If people were asked to name one of the major innovations produced by AI, they might mention the ChatGPT conversational agent - created by OpenAI - so much it has unleashed (and still does) passions. But few people really know - and understand - what's behind it.
From the Word2Vec method to the birth of Large Language Models (LLM)
As a conversational agent, ChatGPT is based on the GPT3 model, a natural language processing (NLP) model that allows machines to copy the way humans write (and think?), in order to generate lifelike texts through AI algorithms. But this model went through various stages before it could react like a human and create the content we know today.
Flashback: in 2013 comes the 1st key moment for modern NLP with the launch of Word2Vec, a method for learning meaningful representations of words. This is the start of a revolution, with models and datasets growing larger and larger. 5 years later, 2nd key moment with the birth of Large Language Models (LLM), a new category of models able to crack almost any NLP problem. GPT is one of them.

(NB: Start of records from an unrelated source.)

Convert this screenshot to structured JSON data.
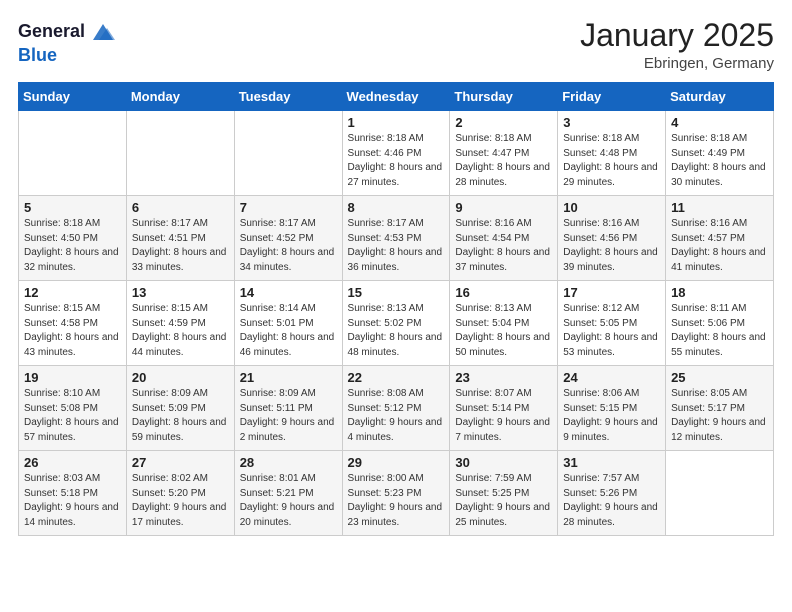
{
  "header": {
    "logo_line1": "General",
    "logo_line2": "Blue",
    "month": "January 2025",
    "location": "Ebringen, Germany"
  },
  "weekdays": [
    "Sunday",
    "Monday",
    "Tuesday",
    "Wednesday",
    "Thursday",
    "Friday",
    "Saturday"
  ],
  "weeks": [
    [
      {
        "day": "",
        "info": ""
      },
      {
        "day": "",
        "info": ""
      },
      {
        "day": "",
        "info": ""
      },
      {
        "day": "1",
        "info": "Sunrise: 8:18 AM\nSunset: 4:46 PM\nDaylight: 8 hours and 27 minutes."
      },
      {
        "day": "2",
        "info": "Sunrise: 8:18 AM\nSunset: 4:47 PM\nDaylight: 8 hours and 28 minutes."
      },
      {
        "day": "3",
        "info": "Sunrise: 8:18 AM\nSunset: 4:48 PM\nDaylight: 8 hours and 29 minutes."
      },
      {
        "day": "4",
        "info": "Sunrise: 8:18 AM\nSunset: 4:49 PM\nDaylight: 8 hours and 30 minutes."
      }
    ],
    [
      {
        "day": "5",
        "info": "Sunrise: 8:18 AM\nSunset: 4:50 PM\nDaylight: 8 hours and 32 minutes."
      },
      {
        "day": "6",
        "info": "Sunrise: 8:17 AM\nSunset: 4:51 PM\nDaylight: 8 hours and 33 minutes."
      },
      {
        "day": "7",
        "info": "Sunrise: 8:17 AM\nSunset: 4:52 PM\nDaylight: 8 hours and 34 minutes."
      },
      {
        "day": "8",
        "info": "Sunrise: 8:17 AM\nSunset: 4:53 PM\nDaylight: 8 hours and 36 minutes."
      },
      {
        "day": "9",
        "info": "Sunrise: 8:16 AM\nSunset: 4:54 PM\nDaylight: 8 hours and 37 minutes."
      },
      {
        "day": "10",
        "info": "Sunrise: 8:16 AM\nSunset: 4:56 PM\nDaylight: 8 hours and 39 minutes."
      },
      {
        "day": "11",
        "info": "Sunrise: 8:16 AM\nSunset: 4:57 PM\nDaylight: 8 hours and 41 minutes."
      }
    ],
    [
      {
        "day": "12",
        "info": "Sunrise: 8:15 AM\nSunset: 4:58 PM\nDaylight: 8 hours and 43 minutes."
      },
      {
        "day": "13",
        "info": "Sunrise: 8:15 AM\nSunset: 4:59 PM\nDaylight: 8 hours and 44 minutes."
      },
      {
        "day": "14",
        "info": "Sunrise: 8:14 AM\nSunset: 5:01 PM\nDaylight: 8 hours and 46 minutes."
      },
      {
        "day": "15",
        "info": "Sunrise: 8:13 AM\nSunset: 5:02 PM\nDaylight: 8 hours and 48 minutes."
      },
      {
        "day": "16",
        "info": "Sunrise: 8:13 AM\nSunset: 5:04 PM\nDaylight: 8 hours and 50 minutes."
      },
      {
        "day": "17",
        "info": "Sunrise: 8:12 AM\nSunset: 5:05 PM\nDaylight: 8 hours and 53 minutes."
      },
      {
        "day": "18",
        "info": "Sunrise: 8:11 AM\nSunset: 5:06 PM\nDaylight: 8 hours and 55 minutes."
      }
    ],
    [
      {
        "day": "19",
        "info": "Sunrise: 8:10 AM\nSunset: 5:08 PM\nDaylight: 8 hours and 57 minutes."
      },
      {
        "day": "20",
        "info": "Sunrise: 8:09 AM\nSunset: 5:09 PM\nDaylight: 8 hours and 59 minutes."
      },
      {
        "day": "21",
        "info": "Sunrise: 8:09 AM\nSunset: 5:11 PM\nDaylight: 9 hours and 2 minutes."
      },
      {
        "day": "22",
        "info": "Sunrise: 8:08 AM\nSunset: 5:12 PM\nDaylight: 9 hours and 4 minutes."
      },
      {
        "day": "23",
        "info": "Sunrise: 8:07 AM\nSunset: 5:14 PM\nDaylight: 9 hours and 7 minutes."
      },
      {
        "day": "24",
        "info": "Sunrise: 8:06 AM\nSunset: 5:15 PM\nDaylight: 9 hours and 9 minutes."
      },
      {
        "day": "25",
        "info": "Sunrise: 8:05 AM\nSunset: 5:17 PM\nDaylight: 9 hours and 12 minutes."
      }
    ],
    [
      {
        "day": "26",
        "info": "Sunrise: 8:03 AM\nSunset: 5:18 PM\nDaylight: 9 hours and 14 minutes."
      },
      {
        "day": "27",
        "info": "Sunrise: 8:02 AM\nSunset: 5:20 PM\nDaylight: 9 hours and 17 minutes."
      },
      {
        "day": "28",
        "info": "Sunrise: 8:01 AM\nSunset: 5:21 PM\nDaylight: 9 hours and 20 minutes."
      },
      {
        "day": "29",
        "info": "Sunrise: 8:00 AM\nSunset: 5:23 PM\nDaylight: 9 hours and 23 minutes."
      },
      {
        "day": "30",
        "info": "Sunrise: 7:59 AM\nSunset: 5:25 PM\nDaylight: 9 hours and 25 minutes."
      },
      {
        "day": "31",
        "info": "Sunrise: 7:57 AM\nSunset: 5:26 PM\nDaylight: 9 hours and 28 minutes."
      },
      {
        "day": "",
        "info": ""
      }
    ]
  ]
}
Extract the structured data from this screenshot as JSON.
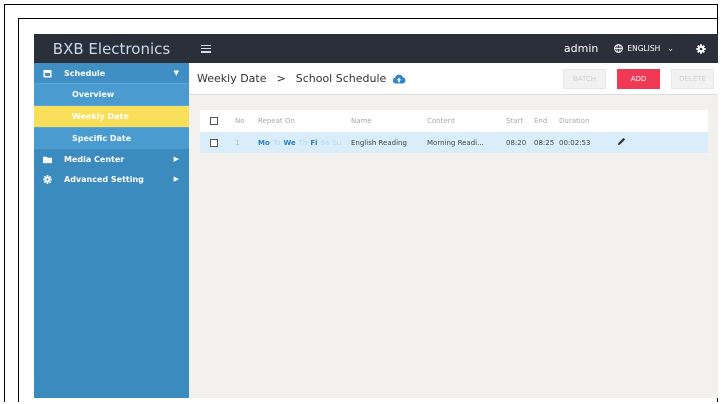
{
  "brand": "BXB Electronics",
  "sidebar": {
    "items": [
      {
        "label": "Schedule",
        "icon": "calendar-icon"
      },
      {
        "label": "Overview"
      },
      {
        "label": "Weekly Date"
      },
      {
        "label": "Specific Date"
      },
      {
        "label": "Media Center",
        "icon": "folder-icon"
      },
      {
        "label": "Advanced Setting",
        "icon": "gear-icon"
      }
    ]
  },
  "topbar": {
    "user": "admin",
    "language": "ENGLISH"
  },
  "breadcrumb": {
    "root": "Weekly Date",
    "separator": ">",
    "current": "School Schedule"
  },
  "buttons": {
    "batch": "BATCH",
    "add": "ADD",
    "delete": "DELETE"
  },
  "table": {
    "headers": [
      "No",
      "Repeat On",
      "Name",
      "Content",
      "Start",
      "End",
      "Duration"
    ],
    "rows": [
      {
        "no": "1",
        "days": [
          "Mo",
          "Tu",
          "We",
          "Th",
          "Fi",
          "Sa",
          "Su"
        ],
        "active_days": [
          "Mo",
          "We",
          "Fi"
        ],
        "name": "English Reading",
        "content": "Morning Readi...",
        "start": "08:20",
        "end": "08:25",
        "duration": "00:02:53"
      }
    ]
  },
  "colors": {
    "sidebar": "#3b8bbf",
    "active_item": "#f7df59",
    "topbar": "#2a2f3a",
    "add_button": "#f03a55",
    "selected_row": "#d9eefa"
  }
}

How does it work exactly? GPT, which stands for Generative Pre-trained Transformer, is composed of an army of Transformer layers, and has been given a massive corpus with a simple mission: learn to predict which word comes after another. This deceptively simple task coupled with an intensive training session, drastically correcting the model for each mistake, gives you crazy results: a genius parrot able to generate any kind of text!
In this 1st stage, GPT included about 4 GB of data and 120 million parameters.
All is about scaling!
The next chapters are all about scaling. GPT model evolved years after years, but not with some innovation or new features as we may imagine. To reach its 2nd and 3rd versions, it “just” had to multiply the size of data and the size of the model itself: per 10 for GPT2 and then per 1000 for GPT3, reaching 570 GB of data and 175 billion parameters!
Interesting figures, aren't they?
But how did we go from GPT3 to ChatGPT? Quite simple in a way: by relying on the huge amount of data integrated in the model and adding a special fine-tuning stage, called “model alignment": the AI is fed with human conversations and trained to mimic the way we talk.
And this is how this little AI genius uses its armies of transformers to generate the "human-like" content we all know today, and to become the New hype tool!
What kind of future for ChatGPT and LLM?
And now, what's next for ChatGPT? For some people, it seems to fall flat after lots of buzz. After all, GPT models have no intelligence in the human sense, no freedom of will, but only algorithms which have integrated tons of data, and will request more and more processing power to evolve. But for others, it symbolizes a huge progress for text creation thanks to AI. Research is booming, many companies are working on LLM to compete with OpenAI. Moreover, a lot of challenges remain to apply these GPT-like models to real-word problems. Its magic has not yet delivered all its secrets!